The procedure is performed under local anaesthetic and intravenous sedation in either the Interventional Radiology suite at KIMS Hospital or the operating theatre at the Nuffield Hospital. Dr Leech will examine the veins using an ultrasound machine to check their position and suitability and then insert a flexible wire into the vein. X-rays are used to check the final position of the port ensuring that the tip of the catheter lies in the large vein just outside the heart.
The actual procedure takes approximately 30-40 minutes. Dr Leech usually uses the axillary vein so the procedure can be done through a single 2-3cm incision on the chest wall. However, it is sometimes necessary to use the internal jugular vein and make a second smaller incision (3mm) in the lower neck to access the vein. Dr Leech will discuss this with you during your consultation.
At the end of the procedure, absorbable sutures are used to close the wounds so there are no stitches to remove afterwards. These wounds are covered with a water resistant ‘skin glue’ so there are no dressings to change. Typically, most patients go home 60-90 minutes after the procedure. You should arrange for someone to take you home, as you must not drive for 24 hours following sedation.
What preparation is required?
All patients need to have MRSA swabs taken at least 48 hours prior to the procedure. If you are a Haematology patient or have already started chemotherapy you will also need to have some blood tests. If you are taking anticoagulant drugs (blood thinning medication such as Warfarin, Fragmin, Rivaroxaban), these will need to be stopped.

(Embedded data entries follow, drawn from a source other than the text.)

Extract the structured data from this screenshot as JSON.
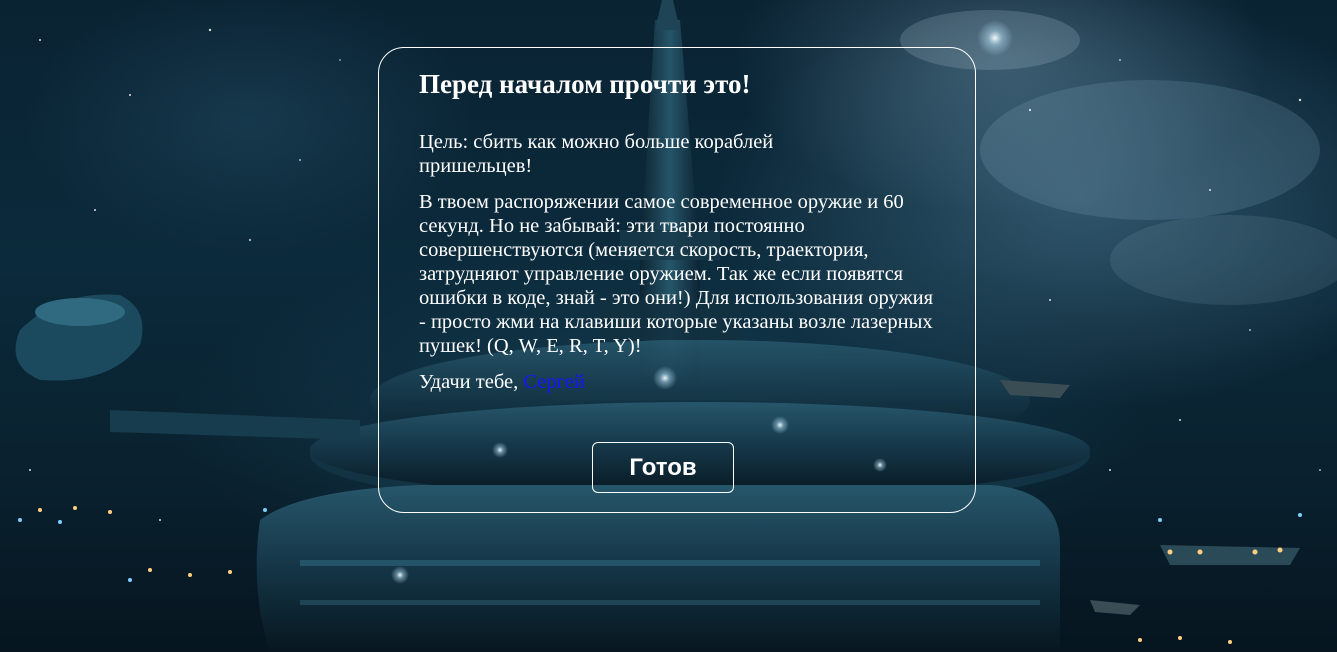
{
  "intro": {
    "title": "Перед началом прочти это!",
    "goal": "Цель: сбить как можно больше кораблей пришельцев!",
    "description": "В твоем распоряжении самое современное оружие и 60 секунд. Но не забывай: эти твари постоянно совершенствуются (меняется скорость, траектория, затрудняют управление оружием. Так же если появятся ошибки в коде, знай - это они!) Для использования оружия - просто жми на клавиши которые указаны возле лазерных пушек! (Q, W, E, R, T, Y)!",
    "luck_prefix": "Удачи тебе,",
    "player_name": "Сергей",
    "ready_label": "Готов"
  },
  "weapon_keys": [
    "Q",
    "W",
    "E",
    "R",
    "T",
    "Y"
  ],
  "time_limit_seconds": 60,
  "colors": {
    "text": "#ffffff",
    "player_name": "#1515ff",
    "dialog_border": "#ffffff",
    "button_border": "#ffffff"
  }
}
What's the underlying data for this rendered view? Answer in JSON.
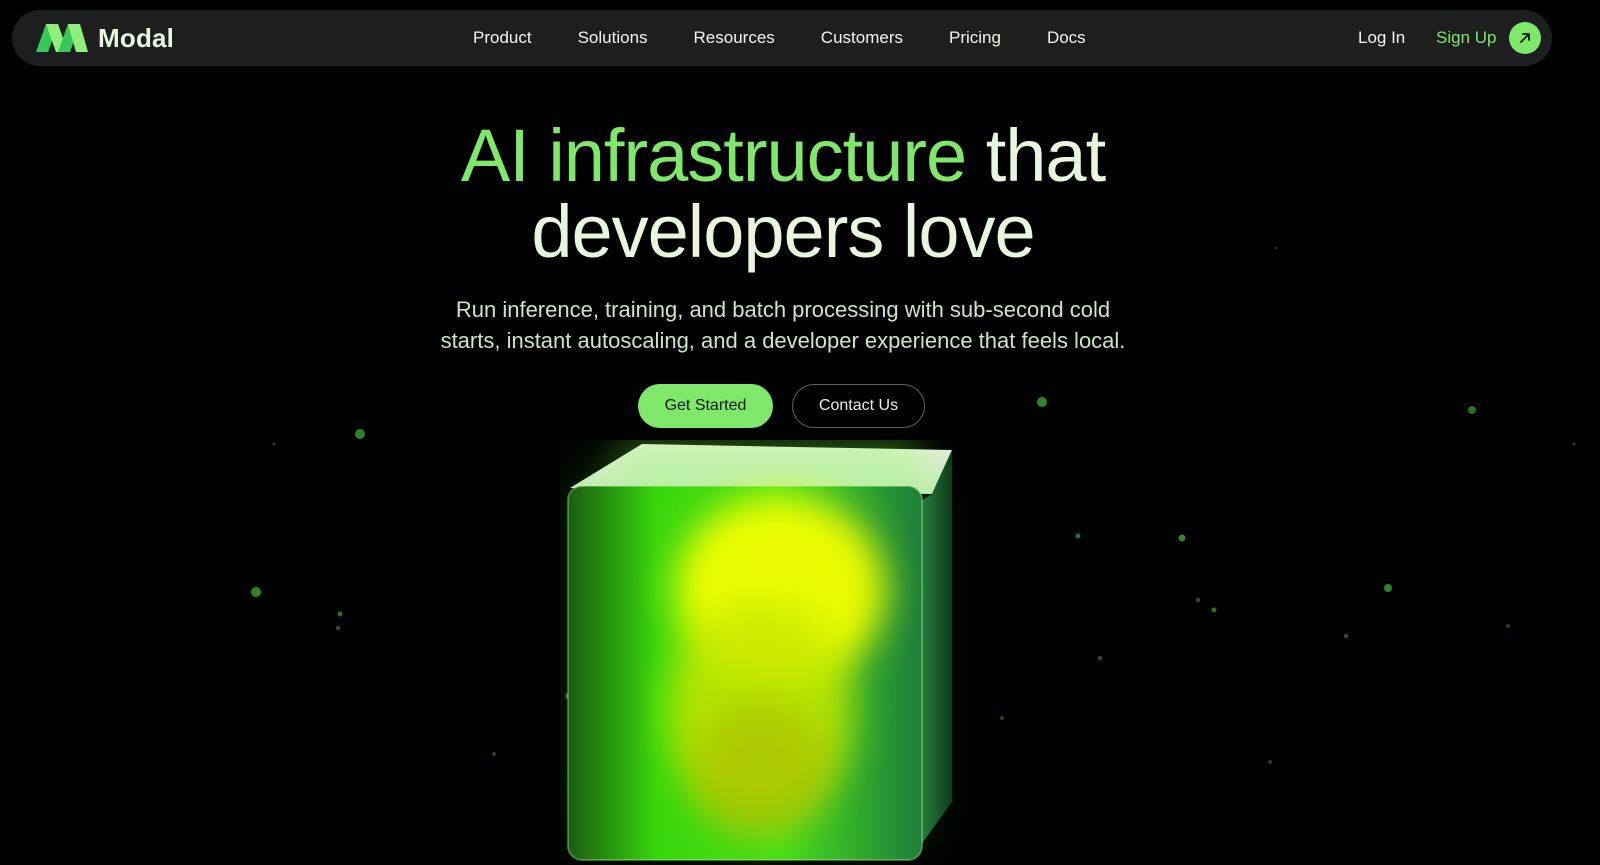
{
  "nav": {
    "brand": "Modal",
    "items": [
      {
        "label": "Product"
      },
      {
        "label": "Solutions"
      },
      {
        "label": "Resources"
      },
      {
        "label": "Customers"
      },
      {
        "label": "Pricing"
      },
      {
        "label": "Docs"
      }
    ],
    "login": "Log In",
    "signup": "Sign Up"
  },
  "hero": {
    "title_accent": "AI infrastructure",
    "title_rest_1": "that",
    "title_rest_2": "developers love",
    "subtitle_line1": "Run inference, training, and batch processing with sub-second cold",
    "subtitle_line2": "starts, instant autoscaling, and a developer experience that feels local.",
    "primary_button": "Get Started",
    "secondary_button": "Contact Us"
  },
  "colors": {
    "accent": "#7fe86a",
    "nav_background": "#1d1f1e",
    "page_background": "#000000",
    "heading_light": "#e6f7dd"
  },
  "icons": {
    "logo": "modal-logo-icon",
    "signup": "arrow-up-right-icon"
  }
}
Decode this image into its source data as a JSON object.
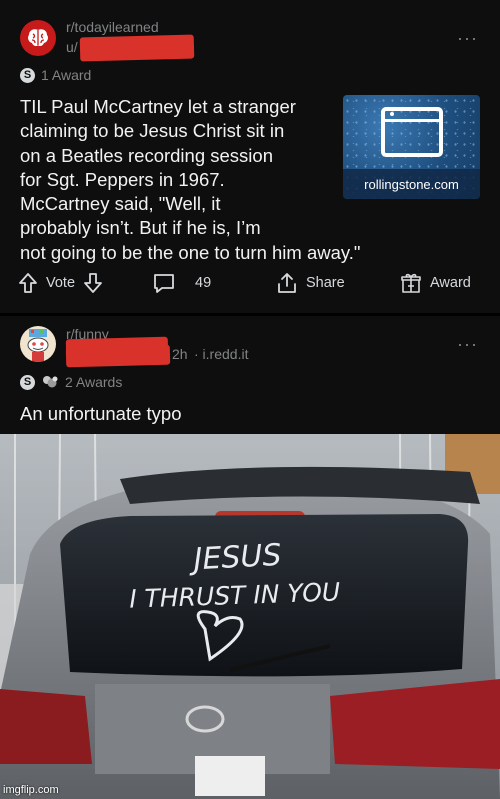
{
  "post1": {
    "subreddit": "r/todayilearned",
    "user_prefix": "u/",
    "award_count": "1 Award",
    "title_lines": [
      "TIL Paul McCartney let a stranger",
      "claiming to be Jesus Christ sit in",
      "on a Beatles recording session",
      "for Sgt. Peppers in 1967.",
      "McCartney said, \"Well, it",
      "probably isn’t. But if he is, I’m",
      "not going to be the one to turn him away.\""
    ],
    "link_domain": "rollingstone.com",
    "vote_label": "Vote",
    "comment_count": "49",
    "share_label": "Share",
    "award_label": "Award"
  },
  "post2": {
    "subreddit": "r/funny",
    "age": "2h",
    "source": "· i.redd.it",
    "award_count": "2 Awards",
    "title": "An unfortunate typo"
  },
  "photo": {
    "window_text_1": "JESUS",
    "window_text_2": "I THRUST IN YOU",
    "credit": "imgflip.com"
  },
  "colors": {
    "brand_red": "#d9322a",
    "background": "#0e0e0f",
    "text": "#d7dadc",
    "muted": "#818384"
  },
  "icons": [
    "reddit-til-icon",
    "reddit-funny-icon",
    "silver-award-icon",
    "helpful-award-icon",
    "upvote-icon",
    "downvote-icon",
    "comment-icon",
    "share-icon",
    "gift-award-icon",
    "more-options-icon",
    "browser-window-icon"
  ]
}
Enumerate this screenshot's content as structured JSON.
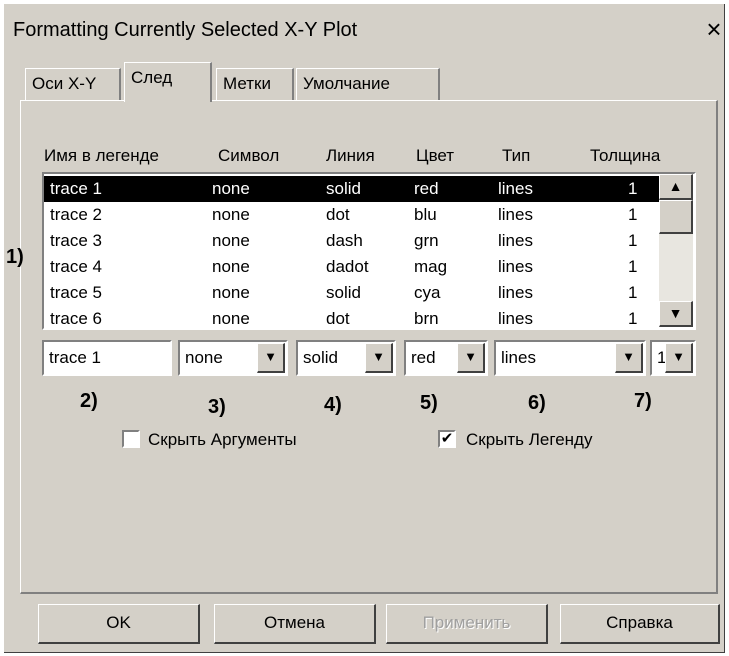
{
  "window": {
    "title": "Formatting Currently Selected X-Y Plot",
    "close_label": "×"
  },
  "tabs": [
    {
      "label": "Оси X-Y"
    },
    {
      "label": "След"
    },
    {
      "label": "Метки"
    },
    {
      "label": "Умолчание"
    }
  ],
  "active_tab": "След",
  "columns": [
    "Имя в легенде",
    "Символ",
    "Линия",
    "Цвет",
    "Тип",
    "Толщина"
  ],
  "traces": [
    {
      "name": "trace 1",
      "symbol": "none",
      "line": "solid",
      "color": "red",
      "type": "lines",
      "weight": "1",
      "selected": true
    },
    {
      "name": "trace 2",
      "symbol": "none",
      "line": "dot",
      "color": "blu",
      "type": "lines",
      "weight": "1"
    },
    {
      "name": "trace 3",
      "symbol": "none",
      "line": "dash",
      "color": "grn",
      "type": "lines",
      "weight": "1"
    },
    {
      "name": "trace 4",
      "symbol": "none",
      "line": "dadot",
      "color": "mag",
      "type": "lines",
      "weight": "1"
    },
    {
      "name": "trace 5",
      "symbol": "none",
      "line": "solid",
      "color": "cya",
      "type": "lines",
      "weight": "1"
    },
    {
      "name": "trace 6",
      "symbol": "none",
      "line": "dot",
      "color": "brn",
      "type": "lines",
      "weight": "1"
    }
  ],
  "editors": {
    "name_value": "trace 1",
    "symbol_value": "none",
    "line_value": "solid",
    "color_value": "red",
    "type_value": "lines",
    "weight_value": "1"
  },
  "markers": [
    "1)",
    "2)",
    "3)",
    "4)",
    "5)",
    "6)",
    "7)"
  ],
  "checkboxes": {
    "hide_args": {
      "label": "Скрыть Аргументы",
      "checked": false
    },
    "hide_legend": {
      "label": "Скрыть Легенду",
      "checked": true
    }
  },
  "buttons": {
    "ok": "OK",
    "cancel": "Отмена",
    "apply": "Применить",
    "help": "Справка"
  },
  "icons": {
    "up": "▲",
    "down": "▼",
    "check": "✔"
  }
}
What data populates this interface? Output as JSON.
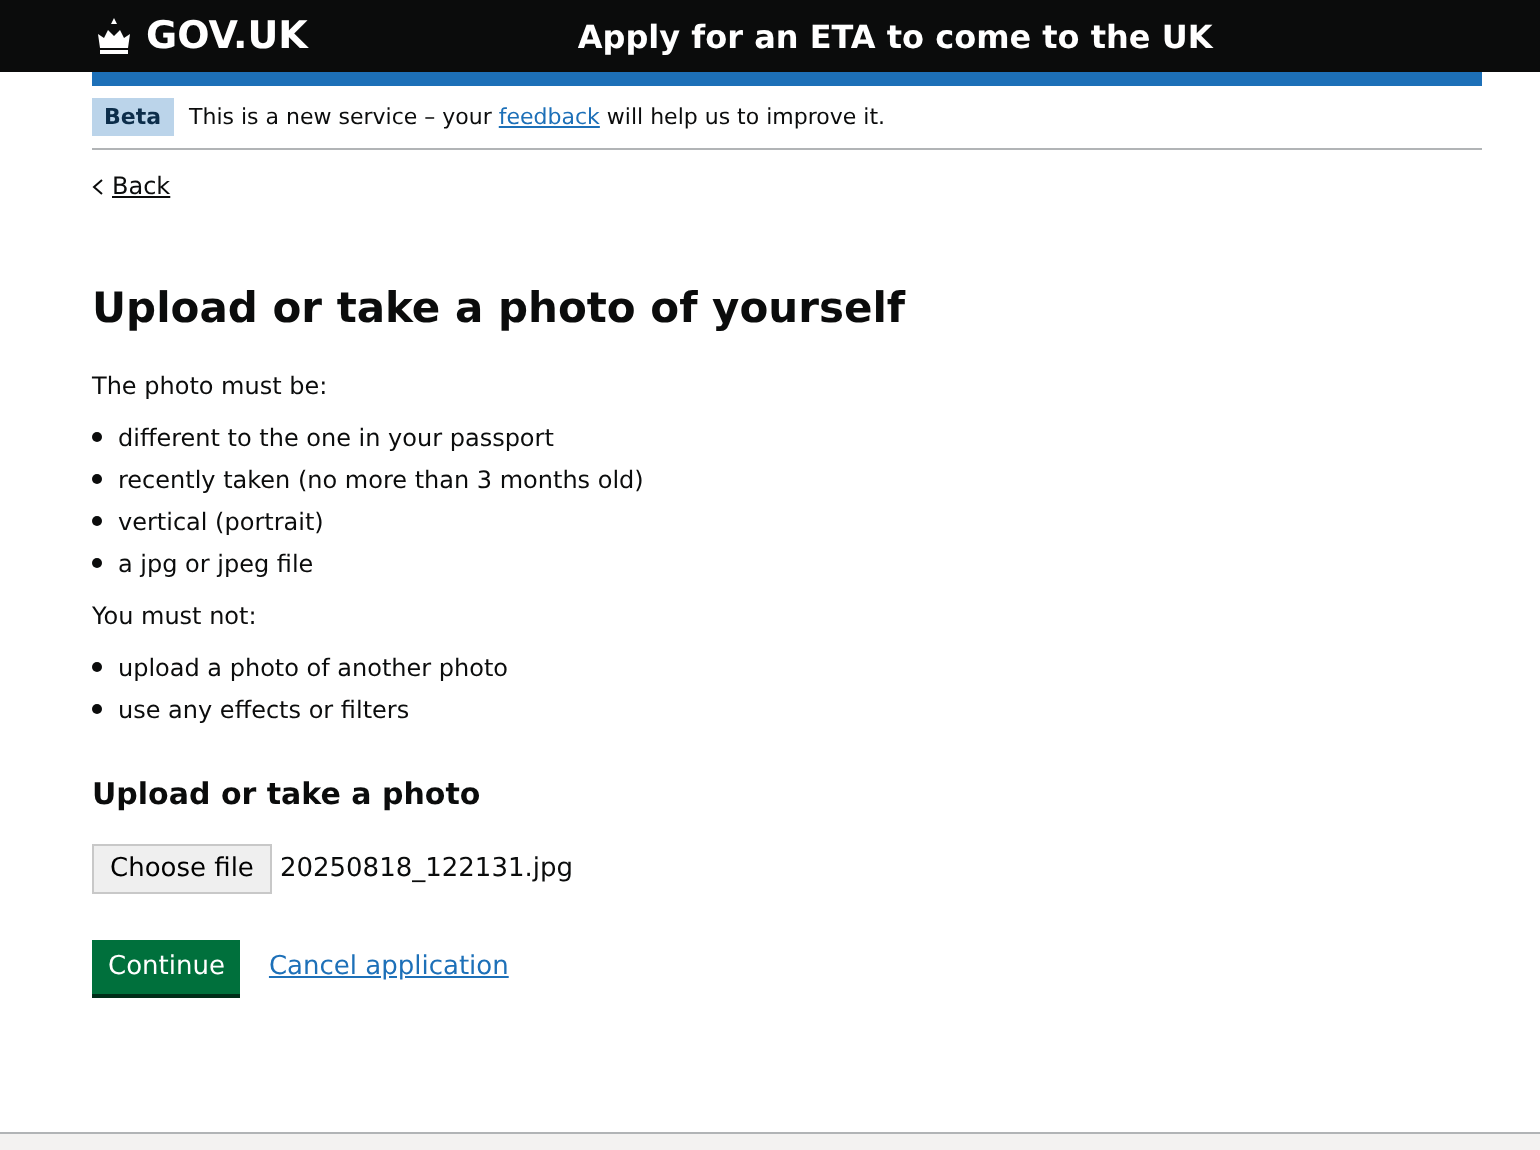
{
  "header": {
    "logo": "GOV.UK",
    "service_name": "Apply for an ETA to come to the UK"
  },
  "phase_banner": {
    "tag": "Beta",
    "text_before": "This is a new service – your",
    "link": "feedback",
    "text_after": "will help us to improve it."
  },
  "back_link": "Back",
  "heading": "Upload or take a photo of yourself",
  "sections": [
    {
      "intro": "The photo must be:",
      "items": [
        "different to the one in your passport",
        "recently taken (no more than 3 months old)",
        "vertical (portrait)",
        "a jpg or jpeg file"
      ]
    },
    {
      "intro": "You must not:",
      "items": [
        "upload a photo of another photo",
        "use any effects or filters"
      ]
    }
  ],
  "upload": {
    "label": "Upload or take a photo",
    "button": "Choose file",
    "file_name": "20250818_122131.jpg"
  },
  "actions": {
    "continue": "Continue",
    "cancel": "Cancel application"
  }
}
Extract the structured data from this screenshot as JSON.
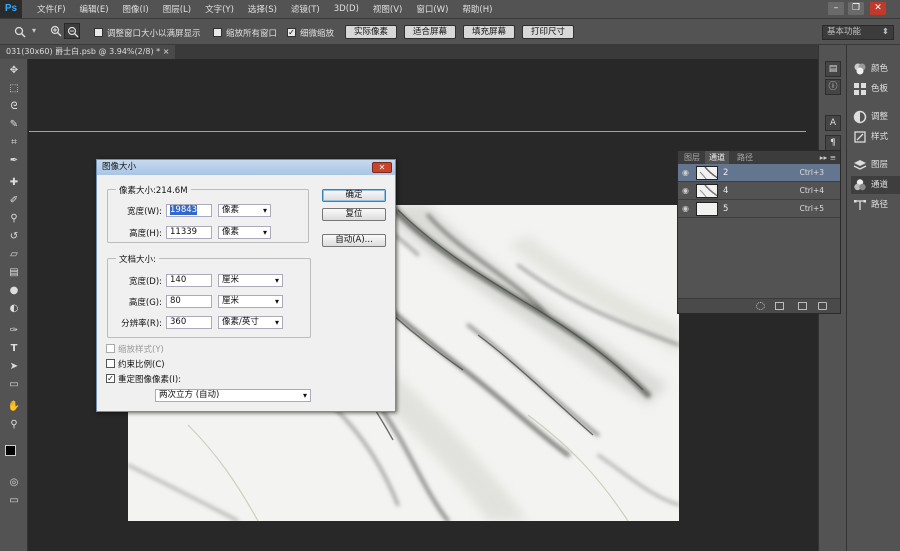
{
  "app": {
    "logo": "Ps"
  },
  "menu": [
    "文件(F)",
    "编辑(E)",
    "图像(I)",
    "图层(L)",
    "文字(Y)",
    "选择(S)",
    "滤镜(T)",
    "3D(D)",
    "视图(V)",
    "窗口(W)",
    "帮助(H)"
  ],
  "window_controls": {
    "minimize": "–",
    "restore": "❐",
    "close": "✕"
  },
  "options": {
    "resize_windows_label": "调整窗口大小以满屏显示",
    "zoom_all_label": "缩放所有窗口",
    "scrubby_zoom_label": "细微缩放",
    "actual_pixels": "实际像素",
    "fit_screen": "适合屏幕",
    "fill_screen": "填充屏幕",
    "print_size": "打印尺寸",
    "workspace": "基本功能"
  },
  "doc_tab": {
    "label": "031(30x60) 爵士白.psb @ 3.94%(2/8) *  ×"
  },
  "right_panel": {
    "items": [
      {
        "label": "颜色",
        "icon": "color-icon"
      },
      {
        "label": "色板",
        "icon": "swatches-icon"
      },
      {
        "label": "调整",
        "icon": "adjustments-icon"
      },
      {
        "label": "样式",
        "icon": "styles-icon"
      },
      {
        "label": "图层",
        "icon": "layers-icon"
      },
      {
        "label": "通道",
        "icon": "channels-icon"
      },
      {
        "label": "路径",
        "icon": "paths-icon"
      }
    ]
  },
  "channels_panel": {
    "tabs": [
      "图层",
      "通道",
      "路径"
    ],
    "active_tab": "通道",
    "menu_glyph": "▸▸  ≡",
    "rows": [
      {
        "name": "2",
        "shortcut": "Ctrl+3",
        "selected": true
      },
      {
        "name": "4",
        "shortcut": "Ctrl+4",
        "selected": false
      },
      {
        "name": "5",
        "shortcut": "Ctrl+5",
        "selected": false
      }
    ]
  },
  "dialog": {
    "title": "图像大小",
    "close": "✕",
    "pixel_group": "像素大小:214.6M",
    "width_label": "宽度(W):",
    "width_value": "19843",
    "width_unit": "像素",
    "height_label": "高度(H):",
    "height_value": "11339",
    "height_unit": "像素",
    "doc_group": "文档大小:",
    "doc_width_label": "宽度(D):",
    "doc_width_value": "140",
    "doc_width_unit": "厘米",
    "doc_height_label": "高度(G):",
    "doc_height_value": "80",
    "doc_height_unit": "厘米",
    "resolution_label": "分辨率(R):",
    "resolution_value": "360",
    "resolution_unit": "像素/英寸",
    "scale_styles": "缩放样式(Y)",
    "constrain": "约束比例(C)",
    "resample": "重定图像像素(I):",
    "resample_method": "两次立方 (自动)",
    "ok": "确定",
    "reset": "复位",
    "auto": "自动(A)..."
  }
}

Dr Leech will advise you when to stop your medication depending on the drug and the indication.
On the day of insertion, you may eat a light breakfast/snack before 9am if your procedure is in the afternoon but have nothing to eat after midnight if it is in the morning. You may drink water right up until the time of the procedure. Female patients should wear a well-fitting bra so that the Portacath can be placed away from the straps to prevent any chafing. You will need someone with you to drive you home afterwards because the procedure is performed under sedation and you must not drive/operate machinery for 24 hours.
For two weeks, avoid strenuous activities of the upper limb and chest wall (no golf, contact sports or swimming for 4 weeks) and be careful showering. The skin glue is water resistant but should not be washed vigorously with soap. The wounds should be dried carefully after showering (do not rub them). It is inadvisable to soak in a bath until the wounds have fully healed (approximately 2 weeks). If there are any issues associated with wound healing, persistent redness or soreness please contact your Oncologist, Chemotherapy nurse or Dr Leech’s secretary.
It is quite usual for your neck and chest to ache for a few days after the procedure. Simple pain killers such as paracetamol will help relieve this or you can take any other pain-relieving medication prescribed for you.
The Portacath needs to be flushed with saline once per month to keep it working (if your chemotherapy is more frequent than this it will be flushed at the same time). When the Portacath is no longer required, it can be removed. This is normally done under sedation and local anaesthetic but is a more minor procedure than the insertion.
With modern imaging techniques (using both ultrasound and X-rays), the risk of the procedure itself is minimal. However, there is still a very small risk of blood vessel injury, nerve damage, collapse of the lung and wound infection. There is also the very remote chance of being allergic to the local anaesthetic or the skin glue that is used.
Bruising is relatively common especially in patients taking anticoagulant therapy but is normally confined to a small area and resolves within a couple of weeks. Thrombosis is a risk for all patients on chemotherapy and having a Portacath may increase this risk very slightly. If you do experience any sudden onset of pain and swelling in your arm, neck or face, you should contact your Oncologist, Chemotherapy nurse or Dr Leech’s secretary.
Rarely the catheter can move within the body and become malpositioned. This is known as migration and occurs more common with PICCs and tunnelled CVCs rather than ports. If a chest X-ray confirms that this has happened, it may be necessary to re-position the catheter.